Remember when doctors used to advertise cigarettes’?
Remember when your parents used to give you little candy and chocolate cigarettes in lifelike cigarette boxes in your Christmas stockings?
Mind-blowing, right?
Well, in ten years time our kids are going to be mind-blown and say; “Shit, remember when mom and dad used to flush clean drinking water down the toilet?” or clean the car with clean drinking water eh?
Already seems a bit crazy now.
Root cause of water crisis…..INFRASTRUCTURE and our DISFUNCTIONAL GOVERNMENT
While everyone pats themselves on the back for saving water retrospectively, ask yourself why we are in this position in the first place.
All these water saving initiatives are reactive rather than proactive.
The reality is that one winter will not fill our dams.
Do you honestly believe that lack of rain is the root cause for a major city running out of water? You would be stupid to believe this.
The reality is that nationally, the WATER LOSS from PIPELINES are as high as 50%.
So stop praying for rain….rather expose our corrupt and disfunctional government. Demand answers as to why maintenance has not been done and what the future plan is to repair and improve our infrastructure.
The whole situation is so fucked up!!! Consumers are being placed under pressure by the municipality to make small water savings (no mention re consumption in industry). The real long term solution is to turn the tables around: Consumers should be demanding a maintenance roll out plan from the municipality, with actual spend vs budget spend targets, coupled with WATER LOSS REDUCTION TARGETS over the next few years, this bench marked against international standards! Did you know that this pipeline inspection and repair technology has been available for at least 2 decades now!
Also what is the plan around infrastructure development to support water supply for a growing population?
Remember the days when we had ELECTRICITY load shedding = disfunctional government that did no maintenance and/or infrastructure planning for 20 years before pulling their fingers out their arses and then raping the tax payers with 3x budget overspend to build new power stations. (I know this because I walked out of a dinner meeting in Witbank with a corrupt ESKOM buyer that scheduled the meeting after hours in a dark restaurant and after eating a whole chicken himself, ordered another take-away for his wife. I walked out and left him with the bill as I was not willing to grease his palms).

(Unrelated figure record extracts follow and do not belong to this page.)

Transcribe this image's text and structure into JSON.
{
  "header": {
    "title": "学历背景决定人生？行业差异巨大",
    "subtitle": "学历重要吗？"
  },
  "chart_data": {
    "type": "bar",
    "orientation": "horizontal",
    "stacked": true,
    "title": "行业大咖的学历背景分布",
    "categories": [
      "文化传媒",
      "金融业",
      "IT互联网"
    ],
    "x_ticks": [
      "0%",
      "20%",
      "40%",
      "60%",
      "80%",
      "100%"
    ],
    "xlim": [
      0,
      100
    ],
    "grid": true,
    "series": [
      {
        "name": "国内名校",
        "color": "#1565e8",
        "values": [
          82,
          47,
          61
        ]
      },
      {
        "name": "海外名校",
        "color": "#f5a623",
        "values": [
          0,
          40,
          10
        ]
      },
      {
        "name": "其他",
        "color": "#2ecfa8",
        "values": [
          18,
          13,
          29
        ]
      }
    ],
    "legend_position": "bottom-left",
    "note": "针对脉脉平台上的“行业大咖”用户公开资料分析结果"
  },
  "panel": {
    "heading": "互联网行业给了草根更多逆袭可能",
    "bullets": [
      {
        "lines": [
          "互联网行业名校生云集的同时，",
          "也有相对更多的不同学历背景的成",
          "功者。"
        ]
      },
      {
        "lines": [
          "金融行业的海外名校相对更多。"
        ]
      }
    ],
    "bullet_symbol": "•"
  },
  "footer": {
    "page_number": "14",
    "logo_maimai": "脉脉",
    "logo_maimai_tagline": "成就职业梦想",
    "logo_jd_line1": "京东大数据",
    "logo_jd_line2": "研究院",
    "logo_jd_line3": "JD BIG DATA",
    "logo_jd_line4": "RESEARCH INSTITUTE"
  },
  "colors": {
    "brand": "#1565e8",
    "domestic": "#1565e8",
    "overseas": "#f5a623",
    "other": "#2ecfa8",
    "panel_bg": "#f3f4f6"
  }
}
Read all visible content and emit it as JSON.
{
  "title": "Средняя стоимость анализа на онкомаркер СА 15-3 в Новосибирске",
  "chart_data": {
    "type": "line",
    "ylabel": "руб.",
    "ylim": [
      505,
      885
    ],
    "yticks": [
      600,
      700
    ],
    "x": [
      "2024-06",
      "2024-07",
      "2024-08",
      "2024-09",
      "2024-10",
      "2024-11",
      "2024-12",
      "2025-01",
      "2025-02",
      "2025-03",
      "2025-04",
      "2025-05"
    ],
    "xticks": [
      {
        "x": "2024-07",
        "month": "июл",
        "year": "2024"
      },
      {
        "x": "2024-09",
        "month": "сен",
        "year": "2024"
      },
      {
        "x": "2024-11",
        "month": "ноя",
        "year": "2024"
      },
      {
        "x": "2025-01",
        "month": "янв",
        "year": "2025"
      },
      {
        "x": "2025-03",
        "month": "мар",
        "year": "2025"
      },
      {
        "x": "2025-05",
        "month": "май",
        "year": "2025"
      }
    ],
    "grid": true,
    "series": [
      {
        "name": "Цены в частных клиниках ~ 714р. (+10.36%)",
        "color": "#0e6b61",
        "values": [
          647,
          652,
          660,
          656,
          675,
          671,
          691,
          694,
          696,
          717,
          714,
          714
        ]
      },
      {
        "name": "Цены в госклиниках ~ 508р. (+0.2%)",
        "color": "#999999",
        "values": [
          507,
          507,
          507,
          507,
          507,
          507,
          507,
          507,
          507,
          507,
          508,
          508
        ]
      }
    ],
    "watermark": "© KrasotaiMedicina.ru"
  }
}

Have you ever asked what the municipality would do if we actually did run out of water? In a sadistic way I would have liked this to happen; just to expose the corruption that has prevented money spend on maintenance of our infrastructure.

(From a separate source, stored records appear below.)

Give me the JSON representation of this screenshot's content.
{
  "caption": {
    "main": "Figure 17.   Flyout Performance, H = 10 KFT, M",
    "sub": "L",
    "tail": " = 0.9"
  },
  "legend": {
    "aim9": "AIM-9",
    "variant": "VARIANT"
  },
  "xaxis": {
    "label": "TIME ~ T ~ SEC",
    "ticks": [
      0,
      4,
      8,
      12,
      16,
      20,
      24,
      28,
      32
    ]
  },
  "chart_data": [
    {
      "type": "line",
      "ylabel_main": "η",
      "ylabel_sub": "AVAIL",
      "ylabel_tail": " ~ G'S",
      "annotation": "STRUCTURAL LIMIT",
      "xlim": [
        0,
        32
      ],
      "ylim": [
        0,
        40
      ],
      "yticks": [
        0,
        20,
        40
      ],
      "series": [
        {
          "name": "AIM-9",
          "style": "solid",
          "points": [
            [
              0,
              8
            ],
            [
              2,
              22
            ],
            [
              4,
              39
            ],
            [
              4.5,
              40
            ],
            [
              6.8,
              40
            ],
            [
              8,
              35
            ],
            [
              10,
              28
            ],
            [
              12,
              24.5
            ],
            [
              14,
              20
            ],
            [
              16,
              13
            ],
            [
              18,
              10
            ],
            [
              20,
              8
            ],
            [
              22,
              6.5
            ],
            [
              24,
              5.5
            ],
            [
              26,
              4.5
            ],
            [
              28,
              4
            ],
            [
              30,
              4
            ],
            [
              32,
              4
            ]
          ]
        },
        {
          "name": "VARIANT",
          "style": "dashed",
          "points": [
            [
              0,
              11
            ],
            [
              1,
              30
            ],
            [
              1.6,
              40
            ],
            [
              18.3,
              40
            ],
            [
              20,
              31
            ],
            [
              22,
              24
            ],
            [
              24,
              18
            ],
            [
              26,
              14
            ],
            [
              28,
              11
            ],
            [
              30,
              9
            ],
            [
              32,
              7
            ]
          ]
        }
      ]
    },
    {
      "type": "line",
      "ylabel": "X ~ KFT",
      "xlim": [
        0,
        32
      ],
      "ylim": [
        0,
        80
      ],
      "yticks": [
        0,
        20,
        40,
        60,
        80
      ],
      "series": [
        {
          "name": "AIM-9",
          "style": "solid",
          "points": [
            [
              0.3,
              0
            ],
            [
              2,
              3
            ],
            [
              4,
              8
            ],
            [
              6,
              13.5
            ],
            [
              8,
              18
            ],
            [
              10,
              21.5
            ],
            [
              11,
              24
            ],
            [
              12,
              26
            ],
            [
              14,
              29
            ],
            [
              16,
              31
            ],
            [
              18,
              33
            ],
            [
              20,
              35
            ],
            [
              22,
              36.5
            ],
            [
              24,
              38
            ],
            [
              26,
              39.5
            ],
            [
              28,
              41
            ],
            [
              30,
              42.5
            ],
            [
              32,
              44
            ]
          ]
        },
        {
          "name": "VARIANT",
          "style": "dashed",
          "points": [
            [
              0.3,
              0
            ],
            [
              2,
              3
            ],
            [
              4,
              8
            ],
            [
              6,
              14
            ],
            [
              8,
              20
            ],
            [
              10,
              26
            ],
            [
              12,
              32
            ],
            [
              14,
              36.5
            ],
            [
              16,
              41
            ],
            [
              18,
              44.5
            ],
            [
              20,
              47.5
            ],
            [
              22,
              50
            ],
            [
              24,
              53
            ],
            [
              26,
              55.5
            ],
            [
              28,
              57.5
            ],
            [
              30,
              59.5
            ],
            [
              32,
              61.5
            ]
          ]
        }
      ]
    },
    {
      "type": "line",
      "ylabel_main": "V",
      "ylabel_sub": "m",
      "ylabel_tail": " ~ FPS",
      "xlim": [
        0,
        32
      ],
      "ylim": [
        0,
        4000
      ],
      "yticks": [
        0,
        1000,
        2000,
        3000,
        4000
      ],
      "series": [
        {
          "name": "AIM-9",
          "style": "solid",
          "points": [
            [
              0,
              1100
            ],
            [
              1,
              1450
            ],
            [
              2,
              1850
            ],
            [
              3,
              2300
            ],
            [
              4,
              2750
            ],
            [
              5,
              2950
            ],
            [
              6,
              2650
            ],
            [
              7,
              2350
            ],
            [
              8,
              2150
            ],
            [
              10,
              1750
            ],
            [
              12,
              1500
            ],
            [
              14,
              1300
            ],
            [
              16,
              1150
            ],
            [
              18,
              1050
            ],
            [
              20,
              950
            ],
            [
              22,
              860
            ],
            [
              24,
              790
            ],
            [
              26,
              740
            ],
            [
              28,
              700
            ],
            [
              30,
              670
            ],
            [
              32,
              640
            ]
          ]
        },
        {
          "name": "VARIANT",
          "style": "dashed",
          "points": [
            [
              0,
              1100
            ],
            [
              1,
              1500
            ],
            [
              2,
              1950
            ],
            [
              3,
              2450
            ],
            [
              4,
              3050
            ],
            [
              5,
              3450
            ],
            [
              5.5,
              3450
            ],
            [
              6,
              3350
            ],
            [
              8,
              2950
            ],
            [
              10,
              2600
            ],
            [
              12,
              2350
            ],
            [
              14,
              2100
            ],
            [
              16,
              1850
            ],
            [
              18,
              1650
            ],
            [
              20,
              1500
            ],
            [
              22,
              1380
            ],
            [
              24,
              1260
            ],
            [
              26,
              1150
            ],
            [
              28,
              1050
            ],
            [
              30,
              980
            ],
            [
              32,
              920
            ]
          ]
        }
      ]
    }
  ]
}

Great post, but drink beer instead of wine, our wine industry is bleeding the dams dry, plus there are dams that are 80% full in the Western Cape, but they are reserved for wine growing.
Brent, I agree that the local government has a lot to answer for, but they are not responsible for a rapid growing population and lack of rainfall.

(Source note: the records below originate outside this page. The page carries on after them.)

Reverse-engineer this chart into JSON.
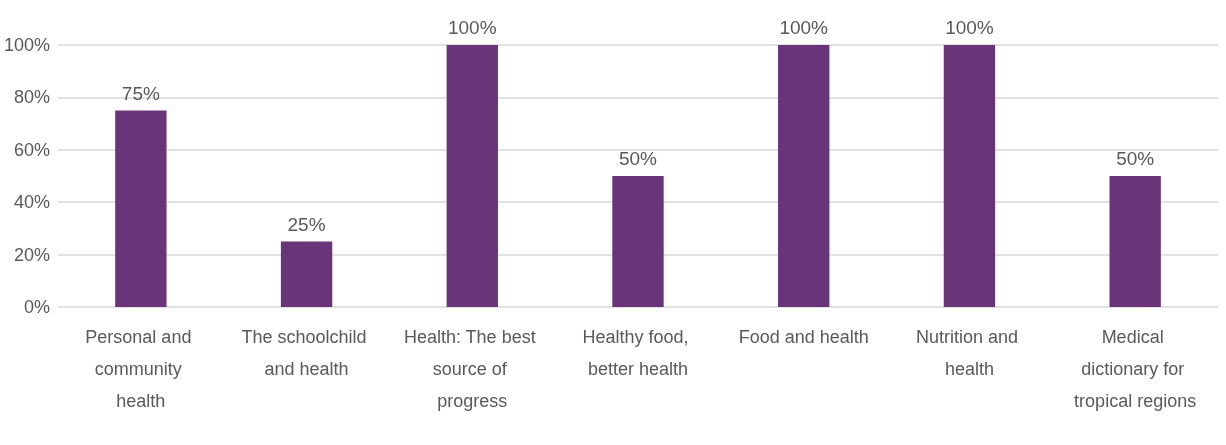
{
  "chart_data": {
    "type": "bar",
    "categories": [
      "Personal and community health",
      "The schoolchild and health",
      "Health: The best source of progress",
      "Healthy food, better health",
      "Food and health",
      "Nutrition and health",
      "Medical dictionary for tropical regions"
    ],
    "values": [
      75,
      25,
      100,
      50,
      100,
      100,
      50
    ],
    "value_labels": [
      "75%",
      "25%",
      "100%",
      "50%",
      "100%",
      "100%",
      "50%"
    ],
    "color": "#6a3479",
    "ylim": [
      0,
      100
    ],
    "yticks": [
      {
        "value": 0,
        "label": "0%"
      },
      {
        "value": 20,
        "label": "20%"
      },
      {
        "value": 40,
        "label": "40%"
      },
      {
        "value": 60,
        "label": "60%"
      },
      {
        "value": 80,
        "label": "80%"
      },
      {
        "value": 100,
        "label": "100%"
      }
    ],
    "grid": "y"
  }
}
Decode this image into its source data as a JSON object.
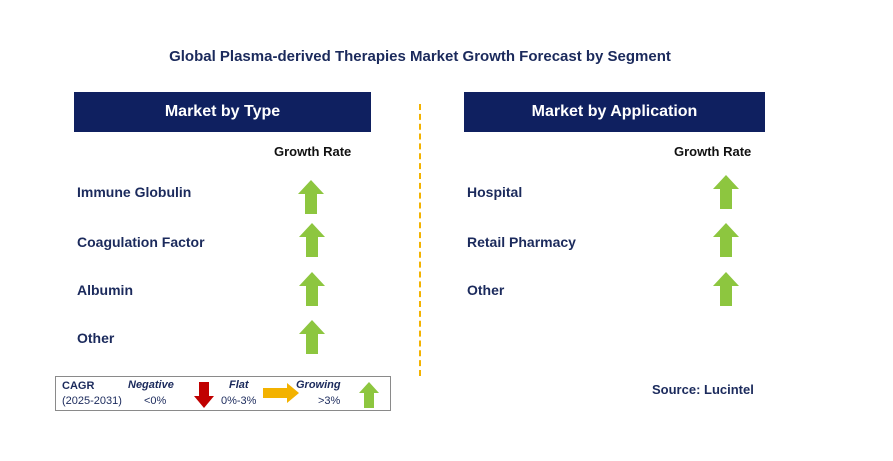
{
  "title": "Global Plasma-derived Therapies Market Growth Forecast by Segment",
  "left_panel": {
    "header": "Market by Type",
    "rate_label": "Growth Rate",
    "segments": [
      {
        "label": "Immune Globulin",
        "trend": "growing"
      },
      {
        "label": "Coagulation Factor",
        "trend": "growing"
      },
      {
        "label": "Albumin",
        "trend": "growing"
      },
      {
        "label": "Other",
        "trend": "growing"
      }
    ]
  },
  "right_panel": {
    "header": "Market by Application",
    "rate_label": "Growth Rate",
    "segments": [
      {
        "label": "Hospital",
        "trend": "growing"
      },
      {
        "label": "Retail Pharmacy",
        "trend": "growing"
      },
      {
        "label": "Other",
        "trend": "growing"
      }
    ]
  },
  "legend": {
    "cagr_label": "CAGR",
    "period": "(2025-2031)",
    "negative": {
      "label": "Negative",
      "range": "<0%",
      "icon": "down-arrow-red"
    },
    "flat": {
      "label": "Flat",
      "range": "0%-3%",
      "icon": "right-arrow-yellow"
    },
    "growing": {
      "label": "Growing",
      "range": ">3%",
      "icon": "up-arrow-green"
    }
  },
  "source": "Source: Lucintel",
  "colors": {
    "header_bg": "#0f2060",
    "up_arrow": "#8dc63f",
    "down_arrow": "#c00000",
    "flat_arrow": "#f3b200",
    "divider": "#f3b200"
  }
}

beg to differ – our Govt IS responsible for the rapid growing population!!!! They think numbers are power and we know for a fact that numbers make you poor! The govt hands out grants to teenagers who are pregnant – now where does that keep the population down??
What about all that swimming pool water? Couldn’t it be used to flush the loo?
Not sure how being empty would affect the pool though.
What about eating less meat? Meat consumption cost a lot of water. Might not be the most desirable for most, but is effective and needed. Just a couple of chops and bacon rashes less has never hurt anyone and you’d actually be making a difference
Number 4, we use all our bath water for the toilet saving us R300 a month on water. We use far less water for the bath than stated and showering has the disadvantage of losing the water if you have no way of collecting it. Not everyone uses the said amount of water for a bath so I wouldn’t entirely agree with that theory.